標高が上がるにつれて霧氷はさらに密度を増し、まるで白いトンネルの中を歩いているかのよう。寒さは厳しいものの、その美しさに足取りは軽くなります。
やがて山頂近くの稜線へ。
ここで一気に視界が開けました。

振り返れば雄大な富士山、そして南アルプスの山々が連なる大パノラマ。空はどこまでも青く、冬ならではの抜けるような透明感。これまでの登りの疲れが一瞬で吹き飛ぶような絶景です。
風は冷たく頬に刺さるようですが、それすらも心地よく感じるほどの開放感。しばらく立ち止まり、この景色をしっかりと目に焼き付けました。



山頂に到着。標高1,918mの八絋嶺は、派手さはないものの静かで落ち着いた雰囲気。木々に囲まれた空間ですが、ところどころから展望も楽しめます。ザックを下ろし、温かい飲み物で一息。冷えた体にじんわりと染み渡ります。
下山
下山は来た道を戻ります。登りで見た霧氷は、太陽が高くなるにつれて少しずつ溶け始めていましたが、それでも十分に美しく、最後まで楽しませてくれました。
無事に梅ヶ島温泉へ戻り、今回の山行は終了。
標高差はしっかりあり、体力的にはややハードですが、その分得られる満足感は大きいコースです。
そして何より、雪がなくてもこれほどの冬景色に出会えるとは思っていませんでした。霧氷と快晴、そして稜線からの絶景。すべてが揃った、まさに「当たりの日」。

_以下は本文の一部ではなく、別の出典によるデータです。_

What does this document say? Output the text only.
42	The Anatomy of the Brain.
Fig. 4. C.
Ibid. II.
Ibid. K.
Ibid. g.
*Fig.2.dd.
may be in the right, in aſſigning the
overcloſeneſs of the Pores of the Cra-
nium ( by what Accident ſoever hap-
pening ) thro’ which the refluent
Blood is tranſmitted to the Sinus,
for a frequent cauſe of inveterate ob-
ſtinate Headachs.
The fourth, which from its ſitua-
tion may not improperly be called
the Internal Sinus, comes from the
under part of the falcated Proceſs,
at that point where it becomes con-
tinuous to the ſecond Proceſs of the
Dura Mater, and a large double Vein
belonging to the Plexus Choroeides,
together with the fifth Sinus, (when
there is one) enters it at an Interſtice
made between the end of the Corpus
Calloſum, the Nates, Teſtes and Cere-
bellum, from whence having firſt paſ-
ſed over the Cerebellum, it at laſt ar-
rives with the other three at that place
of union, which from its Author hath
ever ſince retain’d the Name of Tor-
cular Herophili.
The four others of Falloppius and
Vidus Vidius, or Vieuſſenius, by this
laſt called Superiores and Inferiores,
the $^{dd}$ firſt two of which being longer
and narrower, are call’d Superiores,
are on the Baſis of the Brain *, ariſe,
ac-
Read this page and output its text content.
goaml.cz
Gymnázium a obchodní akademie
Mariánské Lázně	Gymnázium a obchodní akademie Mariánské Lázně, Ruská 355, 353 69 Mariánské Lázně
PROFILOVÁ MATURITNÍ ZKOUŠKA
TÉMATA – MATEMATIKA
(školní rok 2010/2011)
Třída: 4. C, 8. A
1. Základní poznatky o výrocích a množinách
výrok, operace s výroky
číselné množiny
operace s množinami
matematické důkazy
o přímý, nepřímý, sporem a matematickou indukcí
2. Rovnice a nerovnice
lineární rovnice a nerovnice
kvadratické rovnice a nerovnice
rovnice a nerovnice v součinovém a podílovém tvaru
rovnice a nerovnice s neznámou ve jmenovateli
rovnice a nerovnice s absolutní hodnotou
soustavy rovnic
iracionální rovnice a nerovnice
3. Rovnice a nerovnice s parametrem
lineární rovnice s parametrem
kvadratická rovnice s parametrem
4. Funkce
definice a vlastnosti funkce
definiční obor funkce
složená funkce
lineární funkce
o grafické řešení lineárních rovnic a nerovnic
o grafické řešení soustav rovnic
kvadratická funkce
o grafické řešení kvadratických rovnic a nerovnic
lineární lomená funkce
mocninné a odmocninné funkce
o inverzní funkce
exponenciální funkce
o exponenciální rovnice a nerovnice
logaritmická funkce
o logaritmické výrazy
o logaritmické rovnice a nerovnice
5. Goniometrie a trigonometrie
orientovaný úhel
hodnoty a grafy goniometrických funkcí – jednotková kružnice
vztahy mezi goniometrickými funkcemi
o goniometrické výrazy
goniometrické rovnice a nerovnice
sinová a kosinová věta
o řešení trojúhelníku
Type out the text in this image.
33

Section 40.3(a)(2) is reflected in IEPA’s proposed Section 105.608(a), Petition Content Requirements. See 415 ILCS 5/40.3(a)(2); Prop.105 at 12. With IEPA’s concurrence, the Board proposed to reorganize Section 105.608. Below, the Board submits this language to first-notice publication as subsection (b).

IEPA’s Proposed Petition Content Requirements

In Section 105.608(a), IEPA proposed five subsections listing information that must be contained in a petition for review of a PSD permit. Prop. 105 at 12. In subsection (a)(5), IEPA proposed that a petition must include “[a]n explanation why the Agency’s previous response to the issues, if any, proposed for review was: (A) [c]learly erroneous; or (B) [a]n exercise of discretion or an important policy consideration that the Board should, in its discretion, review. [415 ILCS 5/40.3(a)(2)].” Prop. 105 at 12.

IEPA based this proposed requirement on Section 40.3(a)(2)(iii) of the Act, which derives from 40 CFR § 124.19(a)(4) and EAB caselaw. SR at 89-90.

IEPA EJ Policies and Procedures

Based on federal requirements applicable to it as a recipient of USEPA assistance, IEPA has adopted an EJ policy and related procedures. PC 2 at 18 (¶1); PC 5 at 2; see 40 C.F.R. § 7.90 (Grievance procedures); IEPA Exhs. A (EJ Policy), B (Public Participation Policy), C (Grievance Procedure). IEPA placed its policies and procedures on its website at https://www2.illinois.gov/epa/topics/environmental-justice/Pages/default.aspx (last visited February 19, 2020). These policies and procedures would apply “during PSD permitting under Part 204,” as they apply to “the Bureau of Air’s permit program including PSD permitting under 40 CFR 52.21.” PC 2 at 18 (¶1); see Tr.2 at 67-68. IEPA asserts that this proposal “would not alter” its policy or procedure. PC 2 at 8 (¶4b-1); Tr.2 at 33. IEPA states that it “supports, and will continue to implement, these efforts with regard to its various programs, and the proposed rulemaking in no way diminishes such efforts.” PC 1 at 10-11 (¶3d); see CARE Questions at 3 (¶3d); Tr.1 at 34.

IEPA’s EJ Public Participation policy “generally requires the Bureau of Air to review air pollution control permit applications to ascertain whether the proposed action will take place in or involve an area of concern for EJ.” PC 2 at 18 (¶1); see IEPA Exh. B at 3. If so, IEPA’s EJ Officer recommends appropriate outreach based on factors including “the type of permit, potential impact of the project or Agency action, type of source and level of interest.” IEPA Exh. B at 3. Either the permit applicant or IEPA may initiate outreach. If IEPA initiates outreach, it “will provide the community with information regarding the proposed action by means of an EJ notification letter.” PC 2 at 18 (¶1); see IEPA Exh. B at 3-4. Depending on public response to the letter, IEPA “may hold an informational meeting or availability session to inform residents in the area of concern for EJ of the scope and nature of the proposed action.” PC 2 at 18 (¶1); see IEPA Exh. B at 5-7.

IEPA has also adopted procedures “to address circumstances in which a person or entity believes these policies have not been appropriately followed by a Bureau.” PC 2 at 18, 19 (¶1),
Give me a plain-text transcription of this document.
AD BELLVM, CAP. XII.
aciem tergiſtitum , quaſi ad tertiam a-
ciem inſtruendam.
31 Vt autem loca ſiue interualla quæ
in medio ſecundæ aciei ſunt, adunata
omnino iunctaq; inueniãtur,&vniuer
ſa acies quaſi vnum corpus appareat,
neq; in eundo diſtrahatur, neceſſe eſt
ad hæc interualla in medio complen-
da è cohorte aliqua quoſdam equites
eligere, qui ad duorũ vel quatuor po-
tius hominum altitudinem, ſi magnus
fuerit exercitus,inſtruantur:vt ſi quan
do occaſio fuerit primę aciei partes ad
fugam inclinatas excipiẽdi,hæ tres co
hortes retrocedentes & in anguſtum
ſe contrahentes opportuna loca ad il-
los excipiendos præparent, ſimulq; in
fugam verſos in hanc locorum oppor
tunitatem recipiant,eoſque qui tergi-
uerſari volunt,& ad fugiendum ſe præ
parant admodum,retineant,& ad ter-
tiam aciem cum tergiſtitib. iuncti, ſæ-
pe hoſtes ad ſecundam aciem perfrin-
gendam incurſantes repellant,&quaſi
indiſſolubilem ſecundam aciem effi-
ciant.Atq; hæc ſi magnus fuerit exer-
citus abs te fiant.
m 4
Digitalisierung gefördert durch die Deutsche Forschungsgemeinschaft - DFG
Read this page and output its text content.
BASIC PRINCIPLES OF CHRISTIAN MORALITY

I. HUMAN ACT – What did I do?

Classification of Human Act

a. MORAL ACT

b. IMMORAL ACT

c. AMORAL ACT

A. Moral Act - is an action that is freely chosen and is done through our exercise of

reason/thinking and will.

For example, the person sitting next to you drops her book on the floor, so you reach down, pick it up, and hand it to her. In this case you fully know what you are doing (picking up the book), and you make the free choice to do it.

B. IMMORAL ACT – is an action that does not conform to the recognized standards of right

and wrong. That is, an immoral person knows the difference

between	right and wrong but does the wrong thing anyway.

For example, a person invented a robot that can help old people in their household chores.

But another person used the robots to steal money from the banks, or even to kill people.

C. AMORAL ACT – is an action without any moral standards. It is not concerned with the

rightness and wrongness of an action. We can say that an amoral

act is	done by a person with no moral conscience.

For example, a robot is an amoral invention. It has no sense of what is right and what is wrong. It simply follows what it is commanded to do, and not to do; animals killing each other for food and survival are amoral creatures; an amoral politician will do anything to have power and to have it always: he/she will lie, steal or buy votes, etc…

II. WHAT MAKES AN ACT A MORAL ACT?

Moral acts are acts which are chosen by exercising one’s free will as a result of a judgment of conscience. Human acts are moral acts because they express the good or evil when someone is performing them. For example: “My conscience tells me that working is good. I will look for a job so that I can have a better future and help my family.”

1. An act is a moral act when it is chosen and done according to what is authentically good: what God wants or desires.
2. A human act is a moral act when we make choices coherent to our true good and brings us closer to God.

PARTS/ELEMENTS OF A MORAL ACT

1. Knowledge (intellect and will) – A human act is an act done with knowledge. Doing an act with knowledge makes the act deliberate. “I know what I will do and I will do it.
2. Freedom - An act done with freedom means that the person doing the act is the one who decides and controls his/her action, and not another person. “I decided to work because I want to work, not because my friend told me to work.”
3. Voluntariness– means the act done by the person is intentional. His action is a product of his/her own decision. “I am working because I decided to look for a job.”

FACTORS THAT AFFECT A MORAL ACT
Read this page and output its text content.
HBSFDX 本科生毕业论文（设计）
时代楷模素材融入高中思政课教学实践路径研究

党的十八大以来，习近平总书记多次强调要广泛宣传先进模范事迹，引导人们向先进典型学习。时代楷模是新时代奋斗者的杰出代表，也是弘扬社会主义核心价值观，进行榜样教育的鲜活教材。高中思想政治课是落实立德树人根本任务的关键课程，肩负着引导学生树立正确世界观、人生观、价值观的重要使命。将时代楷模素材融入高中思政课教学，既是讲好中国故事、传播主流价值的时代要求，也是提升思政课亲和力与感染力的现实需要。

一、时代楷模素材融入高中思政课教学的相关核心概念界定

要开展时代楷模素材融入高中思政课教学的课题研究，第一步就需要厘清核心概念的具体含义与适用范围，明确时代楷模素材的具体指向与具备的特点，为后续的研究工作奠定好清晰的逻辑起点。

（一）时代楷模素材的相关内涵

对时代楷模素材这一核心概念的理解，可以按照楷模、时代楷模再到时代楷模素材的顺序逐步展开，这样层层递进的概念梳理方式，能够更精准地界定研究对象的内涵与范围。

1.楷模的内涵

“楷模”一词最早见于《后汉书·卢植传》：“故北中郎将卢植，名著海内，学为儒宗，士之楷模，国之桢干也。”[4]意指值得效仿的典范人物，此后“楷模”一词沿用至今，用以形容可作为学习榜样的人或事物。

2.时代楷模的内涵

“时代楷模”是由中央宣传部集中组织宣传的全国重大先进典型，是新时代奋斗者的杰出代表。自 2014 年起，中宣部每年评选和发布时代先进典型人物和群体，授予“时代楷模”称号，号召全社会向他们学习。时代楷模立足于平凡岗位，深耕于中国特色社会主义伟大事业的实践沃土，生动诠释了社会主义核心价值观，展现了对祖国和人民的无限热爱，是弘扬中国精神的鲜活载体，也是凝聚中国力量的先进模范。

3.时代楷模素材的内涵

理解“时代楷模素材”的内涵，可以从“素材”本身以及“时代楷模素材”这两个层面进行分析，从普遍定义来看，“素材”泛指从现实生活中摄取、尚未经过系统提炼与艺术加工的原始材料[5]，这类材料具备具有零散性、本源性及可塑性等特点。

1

下山後は温泉に立ち寄り、冷えた体をしっかりと温めて帰路へ。
登ってよし、癒されてよしの梅ヶ島エリアは、やはり魅力的な山域だと改めて実感しました。
八絋嶺――静かで、力強く、そして美しい山。
冬の澄んだ空気の中で歩くこのルートは、間違いなくまた訪れたくなる一本です。
◆今回のルートと難易度
- コース:梅ヶ島温泉駐車場 〜 八絋嶺 往復
- 総時間:約5時間(休憩含む)
- 標高差:約1,100m
- レベル:中級(体力がやや必要)
体力的には少しキツい部分もありますが、
休憩を挟みながらゆっくり歩けば問題ありません。
◆ 八絋嶺(梅ヶ島温泉スタート)の登山強度
【総評:中級レベル(体力はしっかり必要)】
・標高差:約1,100m
・コースタイム:4.5〜6時間(往復)
・序盤から一定の登りが続き、急登区間も多い
・山頂付近は標高2,000mで空気が薄くなりやや息が上がる
・冬〜早春は残雪・凍結の可能性あり
「危険性の高い場所は少ないけど、体力的にはしっかり登る山」という位置づけです。
◆ 体力面での目安
▶ 標高差1,000m超の登山に慣れていれば“ちょうど良いトレーニング”
標高差1,000m前後の山に普段から登っている方は、
「キツいけど楽しめる」レベル。
◆ 八絋嶺は 平均135ぐらいになる可能性が高め
登りの持続時間が長く、急登もあるので、心拍はやや高く出やすい特徴があります。
◆ 心拍数の観点からみた強度
- 登りの平均心拍:140〜155 になりやすい
- 全体平均:130台後半〜140前後
特に標高1,500〜1,800mの区間で、心拍が上がりやすい傾向。
→ “しっかり鍛えられる山”
→ 下山後に「あ〜疲れた…でも達成感!」となるタイプ
◆ 結論
▶ 梅ヶ島温泉からの八絋嶺は
**体力度:中級(やや強め)
トレーニングにも最適な山**
標高差1,000m超を登り切る達成感があり、
富士山の展望も、静岡県の山々の眺望も抜群で、
「登りごたえ」と「満足感」のバランスがとても良いコースです。